In an interview, reporters found that, by the financial crisis, the textile enterprises that have yet to recover their vitality will again be hit by the European debt crisis. However, judging from the current situation, the market believes that this blow will not reduce the entire industry's exports to the level of early 2009.
According to the latest data released by the Ministry of Commerce, in 2009, the total value of imports of textiles and raw materials from the 27 countries of the European Union decreased by 6.2% compared with the same period last year, but still reached 42 billion 832 million US dollars. China has become the largest source country of imported textiles and raw materials from the 27 countries of the European Union, and the amount of textiles and raw materials imported from China accounts for 41.1% of the total value of the EU's imports.
The European and American markets have always been the largest export destination of China's textile and clothing industry. Data from the first textile network show that in recent years, the share of China's textile and clothing exports to Europe has been maintained at around 20% of the total volume.
"In the entire industry's exports, orders settled in US dollars accounted for 70%, and euro settlement accounted for only 30%. In the textile and clothing exported to the EU, the average settlement in US dollars is 30%. " CIC securities analyst Kong Jun told reporters that from this level, the impact of the European debt crisis on export textile enterprises will not be as big as the US financial crisis happened. {page_break}
"Our products are exported to the European market, mainly based on US dollar settlement, and the amount of settlement in the euro is not large." Jia Xiaobin, deputy general manager of copper cattle group, told reporters.

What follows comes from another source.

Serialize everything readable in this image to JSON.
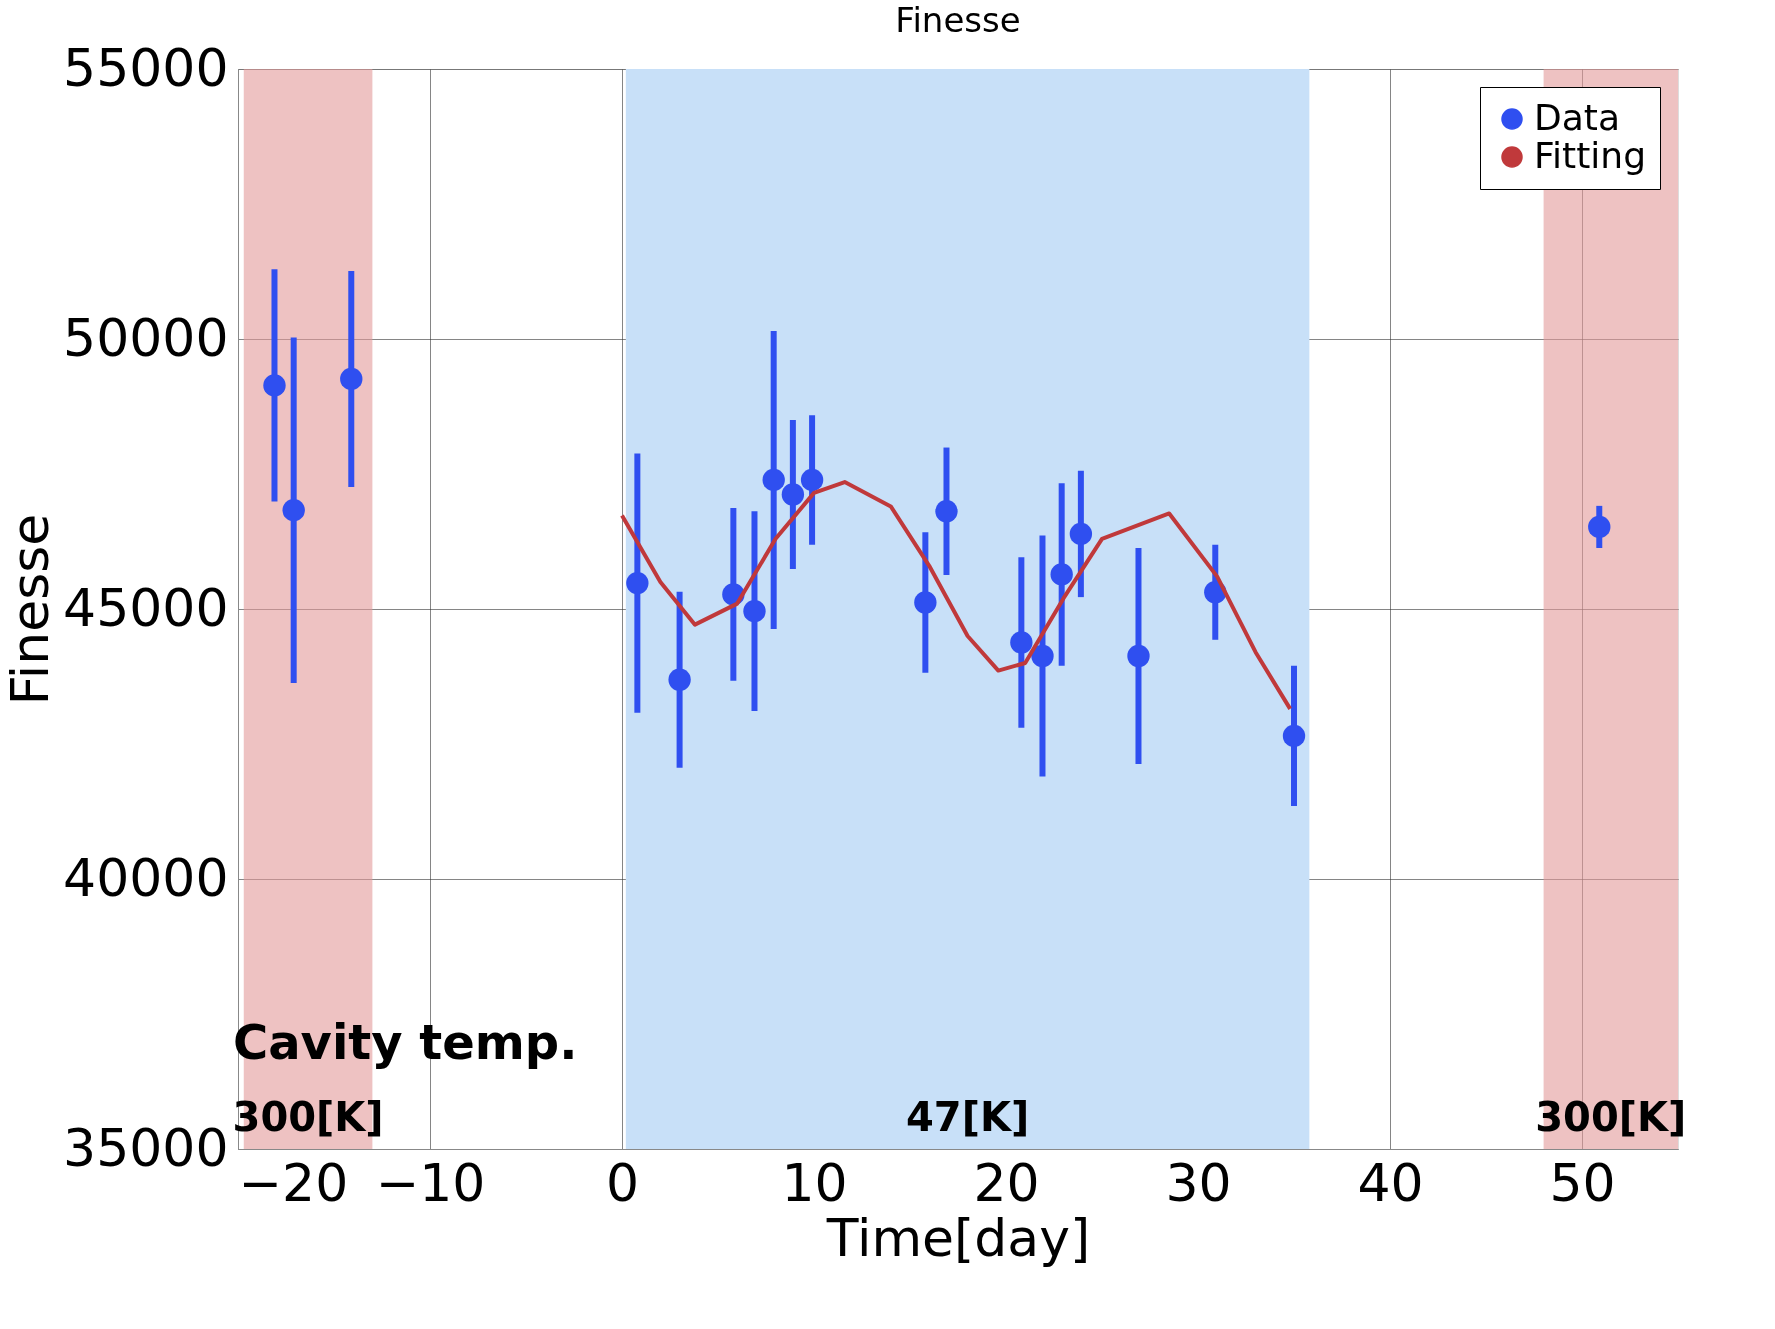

"Recently, I am super depressed. My clients are all those countries under the debt crisis: Spain and Portugal. Since March, we have no new orders. A foreign businessman complained.
Many enterprises with competitive products began to prepare for possible shocks in the future. Jia Xiaobin told reporters that at present, the company is discussing with European customers the issue of product price increase.

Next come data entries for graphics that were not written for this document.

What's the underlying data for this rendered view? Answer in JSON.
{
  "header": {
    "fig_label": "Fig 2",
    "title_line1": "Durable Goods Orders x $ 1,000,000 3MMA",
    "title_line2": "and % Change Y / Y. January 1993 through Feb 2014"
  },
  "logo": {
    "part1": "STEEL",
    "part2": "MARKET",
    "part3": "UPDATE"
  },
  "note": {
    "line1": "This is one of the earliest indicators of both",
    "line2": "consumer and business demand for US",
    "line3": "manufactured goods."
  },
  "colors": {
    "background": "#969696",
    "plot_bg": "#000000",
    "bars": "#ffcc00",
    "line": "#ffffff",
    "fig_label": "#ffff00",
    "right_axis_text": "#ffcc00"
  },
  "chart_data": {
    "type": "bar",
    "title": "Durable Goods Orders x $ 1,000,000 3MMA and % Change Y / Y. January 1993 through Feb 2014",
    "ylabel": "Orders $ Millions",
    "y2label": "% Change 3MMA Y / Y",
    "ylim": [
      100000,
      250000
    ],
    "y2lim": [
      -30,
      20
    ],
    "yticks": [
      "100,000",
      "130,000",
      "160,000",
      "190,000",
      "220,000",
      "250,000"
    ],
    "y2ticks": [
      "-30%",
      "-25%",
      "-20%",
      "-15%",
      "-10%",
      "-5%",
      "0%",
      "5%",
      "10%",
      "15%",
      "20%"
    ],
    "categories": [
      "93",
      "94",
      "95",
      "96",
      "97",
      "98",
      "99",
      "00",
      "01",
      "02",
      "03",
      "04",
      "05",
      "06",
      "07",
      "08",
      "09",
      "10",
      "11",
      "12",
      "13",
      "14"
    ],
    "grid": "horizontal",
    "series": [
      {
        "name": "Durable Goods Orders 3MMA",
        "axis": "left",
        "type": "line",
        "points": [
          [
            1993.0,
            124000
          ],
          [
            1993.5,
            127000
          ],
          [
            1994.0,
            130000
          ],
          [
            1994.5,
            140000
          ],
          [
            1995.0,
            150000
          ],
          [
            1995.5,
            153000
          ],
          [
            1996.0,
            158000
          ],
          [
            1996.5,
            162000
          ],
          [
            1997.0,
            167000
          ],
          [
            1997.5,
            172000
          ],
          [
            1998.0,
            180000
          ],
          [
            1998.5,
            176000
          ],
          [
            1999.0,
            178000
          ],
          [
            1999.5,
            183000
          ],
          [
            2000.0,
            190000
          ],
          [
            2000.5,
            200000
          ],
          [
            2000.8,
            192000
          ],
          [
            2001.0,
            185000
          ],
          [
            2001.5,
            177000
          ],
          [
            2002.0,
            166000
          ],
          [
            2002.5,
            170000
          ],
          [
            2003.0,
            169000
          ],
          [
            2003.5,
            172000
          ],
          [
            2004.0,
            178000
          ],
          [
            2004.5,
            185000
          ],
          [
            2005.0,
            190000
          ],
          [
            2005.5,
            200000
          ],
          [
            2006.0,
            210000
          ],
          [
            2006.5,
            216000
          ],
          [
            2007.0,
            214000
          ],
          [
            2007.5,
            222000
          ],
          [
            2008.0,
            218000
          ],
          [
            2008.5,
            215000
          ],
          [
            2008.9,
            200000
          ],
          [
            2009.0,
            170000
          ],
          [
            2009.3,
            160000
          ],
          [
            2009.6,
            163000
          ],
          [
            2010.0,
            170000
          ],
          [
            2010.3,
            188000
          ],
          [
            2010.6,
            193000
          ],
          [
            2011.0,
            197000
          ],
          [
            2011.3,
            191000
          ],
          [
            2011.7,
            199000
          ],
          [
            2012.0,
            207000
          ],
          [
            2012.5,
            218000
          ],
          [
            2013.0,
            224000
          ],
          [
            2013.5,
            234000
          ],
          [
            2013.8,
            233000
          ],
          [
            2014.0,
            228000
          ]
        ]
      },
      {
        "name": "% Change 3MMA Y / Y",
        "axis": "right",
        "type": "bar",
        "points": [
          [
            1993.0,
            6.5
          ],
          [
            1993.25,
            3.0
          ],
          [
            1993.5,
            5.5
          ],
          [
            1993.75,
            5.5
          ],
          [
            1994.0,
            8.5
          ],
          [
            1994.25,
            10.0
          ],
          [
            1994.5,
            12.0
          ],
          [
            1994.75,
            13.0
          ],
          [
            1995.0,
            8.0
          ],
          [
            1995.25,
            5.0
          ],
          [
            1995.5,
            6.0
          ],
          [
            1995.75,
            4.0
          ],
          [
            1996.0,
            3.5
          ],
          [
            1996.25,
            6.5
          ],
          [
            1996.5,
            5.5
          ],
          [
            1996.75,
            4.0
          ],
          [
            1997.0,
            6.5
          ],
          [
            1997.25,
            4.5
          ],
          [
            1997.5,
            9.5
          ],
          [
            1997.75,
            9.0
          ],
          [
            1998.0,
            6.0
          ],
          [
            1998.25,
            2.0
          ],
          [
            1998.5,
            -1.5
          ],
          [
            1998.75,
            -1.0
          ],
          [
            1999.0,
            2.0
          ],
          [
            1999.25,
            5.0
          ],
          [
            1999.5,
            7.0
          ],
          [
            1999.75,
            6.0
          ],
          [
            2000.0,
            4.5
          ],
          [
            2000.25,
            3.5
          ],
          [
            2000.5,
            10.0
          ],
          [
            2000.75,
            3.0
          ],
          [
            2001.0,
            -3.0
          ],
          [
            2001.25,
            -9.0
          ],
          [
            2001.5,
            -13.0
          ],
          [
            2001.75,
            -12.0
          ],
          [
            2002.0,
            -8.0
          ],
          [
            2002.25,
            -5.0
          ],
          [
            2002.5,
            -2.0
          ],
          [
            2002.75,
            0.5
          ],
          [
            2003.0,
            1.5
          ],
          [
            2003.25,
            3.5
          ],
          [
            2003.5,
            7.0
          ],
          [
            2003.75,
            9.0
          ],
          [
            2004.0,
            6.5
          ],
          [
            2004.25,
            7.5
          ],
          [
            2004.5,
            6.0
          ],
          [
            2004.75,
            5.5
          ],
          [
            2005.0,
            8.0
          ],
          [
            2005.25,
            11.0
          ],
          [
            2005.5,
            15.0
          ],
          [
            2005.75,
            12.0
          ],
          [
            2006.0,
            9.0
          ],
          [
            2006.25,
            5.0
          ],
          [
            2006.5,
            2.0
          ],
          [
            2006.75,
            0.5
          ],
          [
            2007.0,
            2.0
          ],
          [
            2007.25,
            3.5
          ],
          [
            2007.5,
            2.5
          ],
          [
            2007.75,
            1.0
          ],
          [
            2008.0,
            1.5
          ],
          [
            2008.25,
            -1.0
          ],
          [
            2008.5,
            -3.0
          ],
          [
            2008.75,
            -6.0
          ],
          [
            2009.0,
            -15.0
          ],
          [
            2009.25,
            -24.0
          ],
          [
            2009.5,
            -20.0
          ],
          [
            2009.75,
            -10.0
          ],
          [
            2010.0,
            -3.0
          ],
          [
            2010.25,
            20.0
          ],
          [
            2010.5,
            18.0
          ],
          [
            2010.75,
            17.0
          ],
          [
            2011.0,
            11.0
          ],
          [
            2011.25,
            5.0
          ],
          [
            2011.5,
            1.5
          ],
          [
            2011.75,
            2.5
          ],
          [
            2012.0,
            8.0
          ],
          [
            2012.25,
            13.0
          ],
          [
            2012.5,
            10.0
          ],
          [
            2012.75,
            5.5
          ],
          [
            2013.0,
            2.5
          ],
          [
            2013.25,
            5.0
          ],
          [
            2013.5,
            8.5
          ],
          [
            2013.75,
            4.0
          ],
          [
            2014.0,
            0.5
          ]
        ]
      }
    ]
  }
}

Wang Qian, chief analyst of the first textile network, thinks that the depreciation of the euro is on the one hand. Textile companies should pay more attention to the macroeconomic aspects of the European market, such as consumption rate, unemployment rate and so on. This year, the European market is weaker than the US. In the first quarter, the average increase in exports to Europe was 16.8%, 5 percentage points lower than that in the US market.
At present, China's textile and clothing exports to Europe are mainly to Germany, France, Italy and other countries, and export enterprises worry that the European debt crisis will further spread to these countries in the future. According to the insiders, orders are most needed by enterprises, followed by cost pressures.
Recently, there is news in the market that the national development and Reform Commission will issue about 1 million 100 thousand tons of cotton import quotas in the near future to ease the pressure of high domestic cotton prices.